The Roberts opinion, with the support of eight members of the Court overall, said in a final footnote that is likely to take on added significance that the “ministerial exception” was not “a jurisdictional bar” to all such lawsuits claiming workplace bias.  Rather, the Chief Justice explained, it is “a defense on the merits.”  Thus, such lawsuits can be filed, and the worker who is suing will make a claim that he or she is the victim of discrimination, and then the denomination gets to answer that the case cannot go further because it considers the employee to be a “minister.”

The footnote concluded: “District courts have power to consider [such] claims in cases of this sort, and to decide whether the claim can proceed or is instead barred by the ministerial exception.”

Justice Clarence Thomas wrote in a separate opinion that civil courts should not decide whether an employee can be considered a “minister”. Rather, Thomas argued that courts should “defer to a religious organization’s good-faith understanding of who qualifies as a minister.”

Justices Samuel A. Alito Jr. and Elena Kagan wrote separately to make clear that they did not think the term “minister” was central to courts determining who is covered by the exemption. Catholics, Jews, Muslims, Hindus and Buddhists rarely use the title, they wrote.

“Courts should focus on the function performed by persons who work for religious bodies,” Alito wrote.

By focusing narrowly on who counts as a “minister,”

 The justices avoided confronting larger questions of religious doctrine raised in the original appeal, such as which religious groups might be constitutionally insulated from any claims. That included whether courts could — in an employment context — compel the ordination of women by the Catholic Church or by an Orthodox Jewish seminary.

This part of the Roberts opinion makes clear that protecting religious groups from government interference trumps anti-discrimination laws:

“The interest of society in the enforcement of employment discrimination statutes is undoubtedly important,” Roberts wrote. “But so too is the interest of religious groups in choosing who will preach their beliefs, teach their faith, and carry out their mission.

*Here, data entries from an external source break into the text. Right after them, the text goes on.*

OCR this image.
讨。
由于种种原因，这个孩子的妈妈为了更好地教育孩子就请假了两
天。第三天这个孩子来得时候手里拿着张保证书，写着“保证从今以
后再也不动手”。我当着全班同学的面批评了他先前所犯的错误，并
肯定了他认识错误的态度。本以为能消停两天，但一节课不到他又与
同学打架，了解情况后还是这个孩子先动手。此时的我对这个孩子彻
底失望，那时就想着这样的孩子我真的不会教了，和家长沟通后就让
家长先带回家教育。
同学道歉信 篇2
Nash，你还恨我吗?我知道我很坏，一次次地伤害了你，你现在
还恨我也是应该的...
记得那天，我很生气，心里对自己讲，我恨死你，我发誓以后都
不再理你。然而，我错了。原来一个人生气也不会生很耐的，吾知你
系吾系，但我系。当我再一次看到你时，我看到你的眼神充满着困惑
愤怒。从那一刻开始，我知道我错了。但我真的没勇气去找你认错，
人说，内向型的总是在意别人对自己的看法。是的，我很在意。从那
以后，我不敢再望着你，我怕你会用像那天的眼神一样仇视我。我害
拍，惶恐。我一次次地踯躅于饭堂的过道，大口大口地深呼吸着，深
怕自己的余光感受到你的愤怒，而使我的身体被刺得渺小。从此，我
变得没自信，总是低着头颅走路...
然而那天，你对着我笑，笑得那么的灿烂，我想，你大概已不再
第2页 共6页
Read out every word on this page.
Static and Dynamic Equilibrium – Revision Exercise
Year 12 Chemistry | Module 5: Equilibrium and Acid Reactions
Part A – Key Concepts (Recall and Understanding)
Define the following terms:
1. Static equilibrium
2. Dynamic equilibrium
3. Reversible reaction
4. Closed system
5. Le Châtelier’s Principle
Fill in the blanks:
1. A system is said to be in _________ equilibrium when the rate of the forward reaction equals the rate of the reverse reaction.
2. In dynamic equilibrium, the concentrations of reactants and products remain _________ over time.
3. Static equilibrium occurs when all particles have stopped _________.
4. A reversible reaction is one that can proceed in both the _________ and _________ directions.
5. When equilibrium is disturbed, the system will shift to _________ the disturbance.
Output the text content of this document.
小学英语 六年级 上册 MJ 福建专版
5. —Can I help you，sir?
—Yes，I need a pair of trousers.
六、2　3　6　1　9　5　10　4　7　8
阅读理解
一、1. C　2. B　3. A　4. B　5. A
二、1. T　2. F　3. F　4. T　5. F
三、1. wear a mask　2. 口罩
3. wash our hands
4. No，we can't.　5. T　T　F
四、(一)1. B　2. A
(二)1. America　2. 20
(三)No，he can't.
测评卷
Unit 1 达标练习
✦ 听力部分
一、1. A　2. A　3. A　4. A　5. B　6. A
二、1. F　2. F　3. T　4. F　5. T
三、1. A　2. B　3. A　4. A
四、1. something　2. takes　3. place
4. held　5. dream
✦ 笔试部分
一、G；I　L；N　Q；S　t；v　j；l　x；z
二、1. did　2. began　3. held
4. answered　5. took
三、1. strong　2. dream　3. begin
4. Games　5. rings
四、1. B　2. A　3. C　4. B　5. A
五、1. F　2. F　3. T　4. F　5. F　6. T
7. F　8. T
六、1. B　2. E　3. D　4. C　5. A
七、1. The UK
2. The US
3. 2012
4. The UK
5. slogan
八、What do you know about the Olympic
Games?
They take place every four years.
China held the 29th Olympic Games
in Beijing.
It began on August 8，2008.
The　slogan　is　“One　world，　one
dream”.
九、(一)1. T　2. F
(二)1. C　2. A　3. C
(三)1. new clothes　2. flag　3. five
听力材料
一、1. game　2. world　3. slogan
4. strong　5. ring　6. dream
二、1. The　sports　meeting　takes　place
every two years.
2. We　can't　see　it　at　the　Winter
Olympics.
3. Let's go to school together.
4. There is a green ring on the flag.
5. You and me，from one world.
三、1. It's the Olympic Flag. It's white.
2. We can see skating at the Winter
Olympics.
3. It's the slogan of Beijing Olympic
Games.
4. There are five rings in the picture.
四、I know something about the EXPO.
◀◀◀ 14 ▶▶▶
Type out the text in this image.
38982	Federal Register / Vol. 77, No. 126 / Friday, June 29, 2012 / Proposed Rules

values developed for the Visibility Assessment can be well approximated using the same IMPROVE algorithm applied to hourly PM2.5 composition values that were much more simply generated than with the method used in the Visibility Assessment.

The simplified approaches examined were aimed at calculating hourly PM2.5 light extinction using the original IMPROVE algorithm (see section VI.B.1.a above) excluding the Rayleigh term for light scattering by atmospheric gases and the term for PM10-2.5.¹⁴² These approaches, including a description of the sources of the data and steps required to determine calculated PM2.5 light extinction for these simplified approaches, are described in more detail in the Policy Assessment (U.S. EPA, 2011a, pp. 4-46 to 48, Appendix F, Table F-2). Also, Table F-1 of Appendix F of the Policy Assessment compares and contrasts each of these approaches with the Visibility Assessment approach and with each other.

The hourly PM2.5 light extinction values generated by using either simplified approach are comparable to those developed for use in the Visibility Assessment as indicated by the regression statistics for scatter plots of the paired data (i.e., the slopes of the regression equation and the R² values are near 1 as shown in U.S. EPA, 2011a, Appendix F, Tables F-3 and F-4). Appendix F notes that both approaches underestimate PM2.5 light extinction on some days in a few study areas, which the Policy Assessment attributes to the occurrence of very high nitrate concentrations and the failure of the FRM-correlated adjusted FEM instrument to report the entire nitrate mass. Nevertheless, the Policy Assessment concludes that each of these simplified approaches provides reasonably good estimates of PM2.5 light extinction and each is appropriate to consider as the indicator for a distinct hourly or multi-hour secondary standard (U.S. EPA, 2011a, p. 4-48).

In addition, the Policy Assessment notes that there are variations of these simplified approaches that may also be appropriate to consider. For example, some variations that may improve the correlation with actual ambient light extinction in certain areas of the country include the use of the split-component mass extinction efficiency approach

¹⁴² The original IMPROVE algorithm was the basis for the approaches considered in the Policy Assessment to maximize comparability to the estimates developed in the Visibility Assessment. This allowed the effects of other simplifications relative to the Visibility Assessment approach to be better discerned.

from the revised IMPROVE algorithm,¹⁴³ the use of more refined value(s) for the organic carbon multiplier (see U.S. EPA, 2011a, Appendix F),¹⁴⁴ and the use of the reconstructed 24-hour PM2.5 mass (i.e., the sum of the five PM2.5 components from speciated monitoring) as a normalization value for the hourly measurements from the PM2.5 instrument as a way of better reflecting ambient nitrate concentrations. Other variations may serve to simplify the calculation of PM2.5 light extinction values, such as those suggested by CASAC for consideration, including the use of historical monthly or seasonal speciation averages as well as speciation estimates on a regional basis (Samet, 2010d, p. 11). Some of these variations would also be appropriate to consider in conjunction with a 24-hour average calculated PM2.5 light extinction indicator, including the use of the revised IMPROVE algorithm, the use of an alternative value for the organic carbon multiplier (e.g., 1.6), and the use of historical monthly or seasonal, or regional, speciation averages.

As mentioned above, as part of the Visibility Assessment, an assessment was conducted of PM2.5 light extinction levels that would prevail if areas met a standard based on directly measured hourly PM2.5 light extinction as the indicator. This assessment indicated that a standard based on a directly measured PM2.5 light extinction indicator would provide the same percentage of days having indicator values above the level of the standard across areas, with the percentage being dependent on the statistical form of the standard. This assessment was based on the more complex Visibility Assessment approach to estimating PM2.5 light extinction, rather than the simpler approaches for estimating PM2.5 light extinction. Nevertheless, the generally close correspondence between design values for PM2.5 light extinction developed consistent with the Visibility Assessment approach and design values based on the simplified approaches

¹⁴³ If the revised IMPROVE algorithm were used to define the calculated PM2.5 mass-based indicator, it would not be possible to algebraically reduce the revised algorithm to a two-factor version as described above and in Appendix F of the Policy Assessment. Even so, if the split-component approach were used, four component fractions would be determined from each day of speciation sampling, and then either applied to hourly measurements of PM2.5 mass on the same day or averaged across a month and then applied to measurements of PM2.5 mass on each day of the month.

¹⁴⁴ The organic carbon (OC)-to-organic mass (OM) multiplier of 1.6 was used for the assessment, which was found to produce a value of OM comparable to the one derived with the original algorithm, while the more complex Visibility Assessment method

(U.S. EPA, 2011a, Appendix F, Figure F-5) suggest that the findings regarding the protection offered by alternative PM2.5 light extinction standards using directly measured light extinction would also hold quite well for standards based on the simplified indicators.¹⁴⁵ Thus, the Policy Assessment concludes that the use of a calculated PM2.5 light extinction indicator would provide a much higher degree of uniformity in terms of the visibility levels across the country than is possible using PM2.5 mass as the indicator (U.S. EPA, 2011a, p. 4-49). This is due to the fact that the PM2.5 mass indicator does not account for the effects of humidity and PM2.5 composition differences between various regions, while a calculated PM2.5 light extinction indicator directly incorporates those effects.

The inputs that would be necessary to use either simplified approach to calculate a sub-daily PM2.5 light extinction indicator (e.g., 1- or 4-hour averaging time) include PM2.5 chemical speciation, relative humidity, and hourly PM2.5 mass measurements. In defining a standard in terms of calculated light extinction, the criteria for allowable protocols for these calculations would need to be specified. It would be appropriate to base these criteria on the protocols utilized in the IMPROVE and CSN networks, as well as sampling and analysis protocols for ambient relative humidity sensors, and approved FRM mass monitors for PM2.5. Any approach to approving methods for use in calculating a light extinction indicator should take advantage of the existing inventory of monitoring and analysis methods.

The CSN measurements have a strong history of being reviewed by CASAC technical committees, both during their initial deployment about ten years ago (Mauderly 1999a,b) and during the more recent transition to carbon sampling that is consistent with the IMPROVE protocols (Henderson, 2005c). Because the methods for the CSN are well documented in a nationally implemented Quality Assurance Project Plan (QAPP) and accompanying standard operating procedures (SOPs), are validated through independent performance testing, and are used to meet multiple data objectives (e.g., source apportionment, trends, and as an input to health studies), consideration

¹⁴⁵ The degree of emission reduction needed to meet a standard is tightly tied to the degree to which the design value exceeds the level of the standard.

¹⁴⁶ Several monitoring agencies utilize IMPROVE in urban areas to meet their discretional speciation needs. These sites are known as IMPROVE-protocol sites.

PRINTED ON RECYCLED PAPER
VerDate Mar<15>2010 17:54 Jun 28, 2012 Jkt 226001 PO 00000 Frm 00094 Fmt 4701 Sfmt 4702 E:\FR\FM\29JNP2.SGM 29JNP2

“When a minister who has been fired sues her church alleging that her termination was discriminatory, the First Amendment has struck the balance for us.”

Reasonable minds may differ on the right way to balance those concerns, but one fact should be clear to everyone. If anti-discrimination laws do not apply to hiring and firing decisions by religious organizations, conservatives have even less reason to claim that religious groups are in any way threatened by marriage equality or adding sexual orientation language to civil rights statutes. The Iowa Supreme Court already made clear in its Varnum v Brien decision that religious institutions need not recognize same-sex marriages. Now the U.S. Supreme Court has held that almost no one can win an employment discrimination claim against a religious organization.